This pipeline can be used to compute Pearson's coorelation coefficient (r) between expression profiles of duplicate gene pairs derived from different modes of gene duplication. Meanwhile, this pipeline can automatically generate 10,000 random gene pairs and compute r values for them.
Authors | Xin Qiao (qiaoxin) |
Qionghou Li (Qionghou Li) | |
qiaoxinqx2011@126.com |
git clone https://github.com/qiao-xin/Scripts_for_GB.git
Before running this pipline, some data files should be prepared:
For example, we peformed Kallisto to quantify expression abundance of the transcripts in different tissues of Arabidopsis thaliana using RNA-seq reads generated in a previous study (Wang et al. 2016).
The result files were provided in example_data
:
- example_data
- output1
- output2
- output3
- output4
- output5
output1 | Leaf |
output2 | Flower |
output3 | Stem |
output4 | Root |
output5 | Silique |
The duplicate gene pairs identified from different plants are available on PlantDGD.
Here, we only estimated r values between expression profiles of tandem gene pairs in A. thaliana. Also, you can include other types of duplicate gene pairs (e.g. WGD, PD, TRD) in current directory.
Once the required files have been prepared, try running this pipeline on the example data.
USAGE:
perl compute_pearsonr_pipeline.pl
The integrated spatial expression for each gene in different tissues. The data in alltpm
looks like this (tab separated):
GeneID 1 2 3 4 5
AT1G09645.1 89.2424 58.1628 73.8257 79.6055 5.44928
AT5G02280.1 18.9473 24.7855 28.309 33.0487 0.923299
AT1G70700.1 477.756 183.034 181.575 20.1834 7.17899
AT1G25097.1 0.694941 0 0 0 0
AT2G30410.1 77.7176 95.5345 127.086 87.8365 4.49006
This pipeline can extract expression values (measured as TPM) from different tissues (Kallisto outputs) for each gene, and then merge into one file.

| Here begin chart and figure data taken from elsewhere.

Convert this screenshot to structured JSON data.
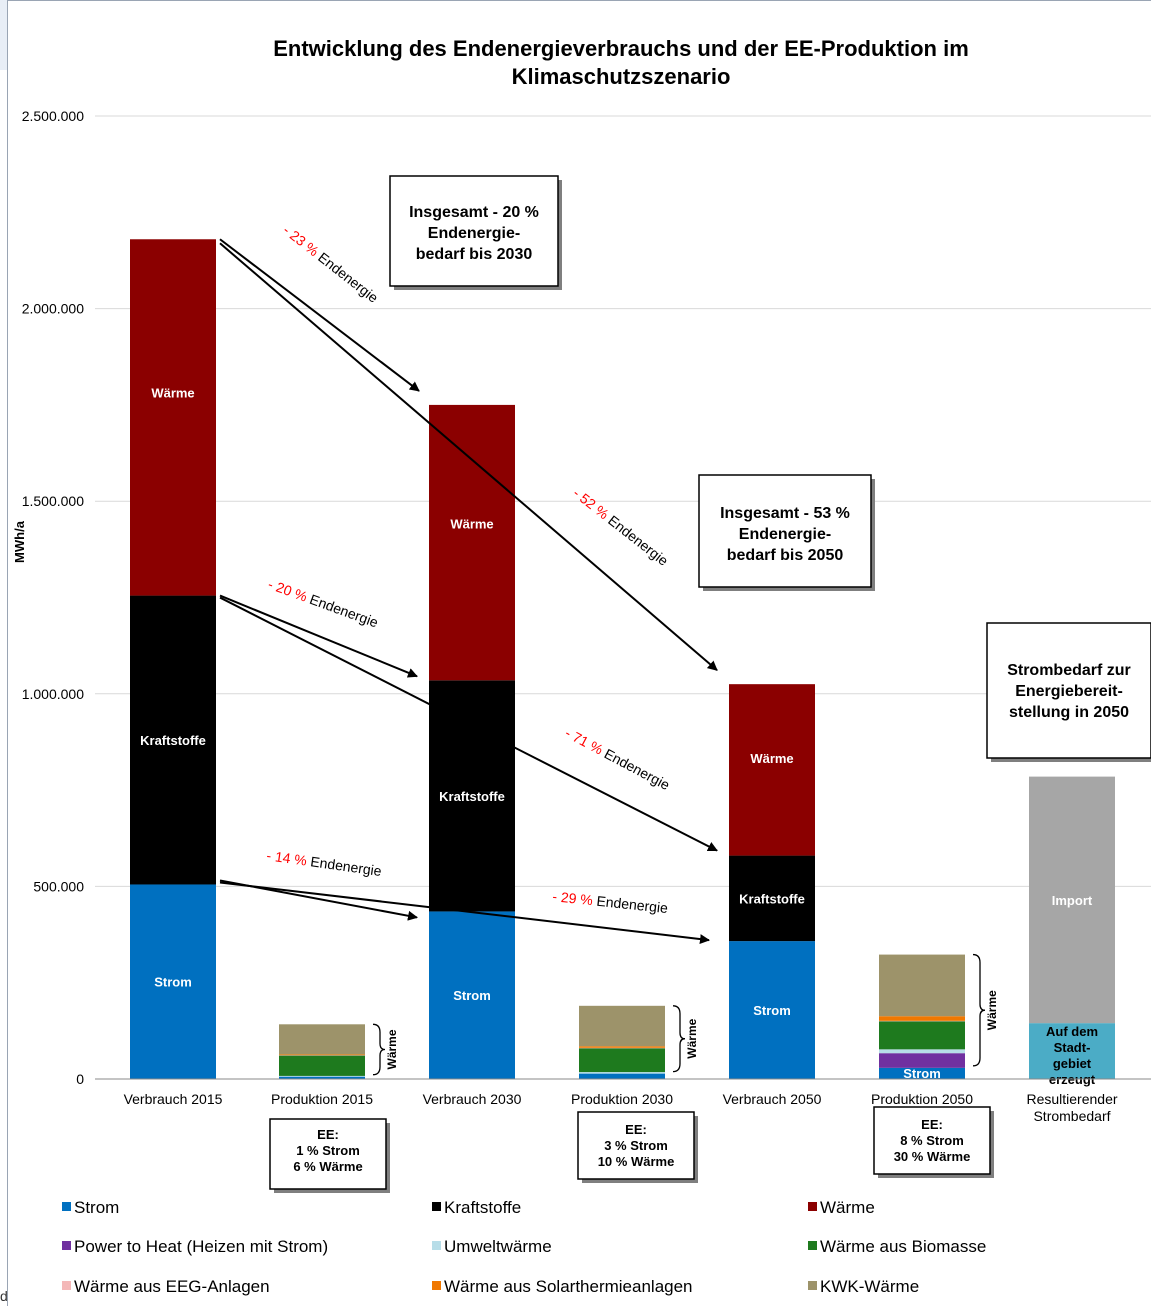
{
  "chart_data": {
    "type": "bar",
    "title": "Entwicklung des Endenergieverbrauchs und der EE-Produktion im Klimaschutzszenario",
    "title_lines": [
      "Entwicklung des Endenergieverbrauchs und der EE-Produktion im",
      "Klimaschutzszenario"
    ],
    "ylabel": "MWh/a",
    "xlabel": "",
    "ylim": [
      0,
      2500000
    ],
    "yticks": [
      0,
      500000,
      1000000,
      1500000,
      2000000,
      2500000
    ],
    "ytick_labels": [
      "0",
      "500.000",
      "1.000.000",
      "1.500.000",
      "2.000.000",
      "2.500.000"
    ],
    "grid": true,
    "stacked": true,
    "categories": [
      "Verbrauch 2015",
      "Produktion 2015",
      "Verbrauch 2030",
      "Produktion 2030",
      "Verbrauch 2050",
      "Produktion 2050",
      "Resultierender Strombedarf"
    ],
    "category_lines": [
      [
        "Verbrauch 2015"
      ],
      [
        "Produktion 2015"
      ],
      [
        "Verbrauch 2030"
      ],
      [
        "Produktion 2030"
      ],
      [
        "Verbrauch 2050"
      ],
      [
        "Produktion 2050"
      ],
      [
        "Resultierender",
        "Strombedarf"
      ]
    ],
    "series": [
      {
        "name": "Strom",
        "color": "#0070c0",
        "values": [
          505000,
          0,
          435000,
          0,
          358000,
          0,
          0
        ]
      },
      {
        "name": "Kraftstoffe",
        "color": "#000000",
        "values": [
          750000,
          0,
          600000,
          0,
          222000,
          0,
          0
        ]
      },
      {
        "name": "Wärme",
        "color": "#8b0000",
        "values": [
          925000,
          0,
          715000,
          0,
          445000,
          0,
          0
        ]
      },
      {
        "name": "Power to Heat (Heizen mit Strom)",
        "color": "#7030a0",
        "values": [
          0,
          0,
          0,
          0,
          0,
          38000,
          0
        ]
      },
      {
        "name": "Umweltwärme",
        "color": "#b7dde8",
        "values": [
          0,
          2000,
          0,
          4000,
          0,
          10000,
          0
        ]
      },
      {
        "name": "Wärme aus Biomasse",
        "color": "#1e7a1e",
        "values": [
          0,
          53000,
          0,
          62000,
          0,
          73000,
          0
        ]
      },
      {
        "name": "Wärme aus EEG-Anlagen",
        "color": "#f4b8b8",
        "values": [
          0,
          1000,
          0,
          1000,
          0,
          1000,
          0
        ]
      },
      {
        "name": "Wärme aus Solarthermieanlagen",
        "color": "#f07800",
        "values": [
          0,
          2000,
          0,
          4000,
          0,
          12000,
          0
        ]
      },
      {
        "name": "KWK-Wärme",
        "color": "#9d936a",
        "values": [
          0,
          78000,
          0,
          105000,
          0,
          160000,
          0
        ]
      },
      {
        "name": "Import",
        "color": "#a6a6a6",
        "values": [
          0,
          0,
          0,
          0,
          0,
          0,
          640000
        ]
      }
    ],
    "extra_segments": [
      {
        "category": "Produktion 2015",
        "name": "Strom",
        "color": "#0070c0",
        "value": 6000
      },
      {
        "category": "Produktion 2030",
        "name": "Strom",
        "color": "#0070c0",
        "value": 14000
      },
      {
        "category": "Produktion 2050",
        "name": "Strom",
        "color": "#0070c0",
        "value": 29000
      },
      {
        "category": "Resultierender Strombedarf",
        "name": "Auf dem Stadtgebiet erzeugt",
        "color": "#4bacc6",
        "value": 145000
      }
    ],
    "segment_labels": {
      "strom": "Strom",
      "kraftstoffe": "Kraftstoffe",
      "waerme": "Wärme",
      "import": "Import",
      "stadtgebiet": [
        "Auf dem",
        "Stadt-",
        "gebiet",
        "erzeugt"
      ]
    },
    "brace_label": "Wärme",
    "annotations": {
      "box_2030": [
        "Insgesamt - 20 %",
        "Endenergie-",
        "bedarf bis 2030"
      ],
      "box_2050": [
        "Insgesamt - 53 %",
        "Endenergie-",
        "bedarf bis 2050"
      ],
      "box_strom": [
        "Strombedarf zur",
        "Energiebereit-",
        "stellung in 2050"
      ],
      "ee_2015": [
        "EE:",
        "1 % Strom",
        "6 % Wärme"
      ],
      "ee_2030": [
        "EE:",
        "3 % Strom",
        "10 % Wärme"
      ],
      "ee_2050": [
        "EE:",
        "8 % Strom",
        "30 % Wärme"
      ],
      "arrows": [
        {
          "pct": "- 23 %",
          "text": " Endenergie"
        },
        {
          "pct": "- 52 %",
          "text": " Endenergie"
        },
        {
          "pct": "- 20 %",
          "text": " Endenergie"
        },
        {
          "pct": "- 71 %",
          "text": " Endenergie"
        },
        {
          "pct": "- 14 %",
          "text": " Endenergie"
        },
        {
          "pct": "- 29 %",
          "text": " Endenergie"
        }
      ]
    },
    "legend": {
      "placement": "bottom",
      "items": [
        {
          "label": "Strom",
          "color": "#0070c0"
        },
        {
          "label": "Kraftstoffe",
          "color": "#000000"
        },
        {
          "label": "Wärme",
          "color": "#8b0000"
        },
        {
          "label": "Power to Heat (Heizen mit Strom)",
          "color": "#7030a0"
        },
        {
          "label": "Umweltwärme",
          "color": "#b7dde8"
        },
        {
          "label": "Wärme aus Biomasse",
          "color": "#1e7a1e"
        },
        {
          "label": "Wärme aus EEG-Anlagen",
          "color": "#f4b8b8"
        },
        {
          "label": "Wärme aus Solarthermieanlagen",
          "color": "#f07800"
        },
        {
          "label": "KWK-Wärme",
          "color": "#9d936a"
        }
      ]
    }
  },
  "page": {
    "corner_char": "d"
  }
}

Log10-transformed TPM values for each gene.
GeneID 1 2 3 4 5
AT1G09645.1 1.95057124127048 1.76464530561024 1.86820757354698 1.90094307448557 0.736339123802573
AT5G02280.1 1.277547331526 1.39419768438907 1.45192452842012 1.51915438079804 -0.0346576348116481
AT1G70700.1 2.67920614994061 2.26253177082796 2.25905605283343 1.30499432725574 0.856063348381457
AT1G25097.1 -0.158052065139533 -4 -4 -4 -4
AT2G30410.1 1.89051938067131 1.98016023497532 2.10409771060411 1.94367502222247 0.652252144454283
Pearson's r values for tandem gene pairs.
10,000 random gene pairs were generated for A.thaliana when running this pipeline.
Pearson's r values for 10,000 random gene pairs.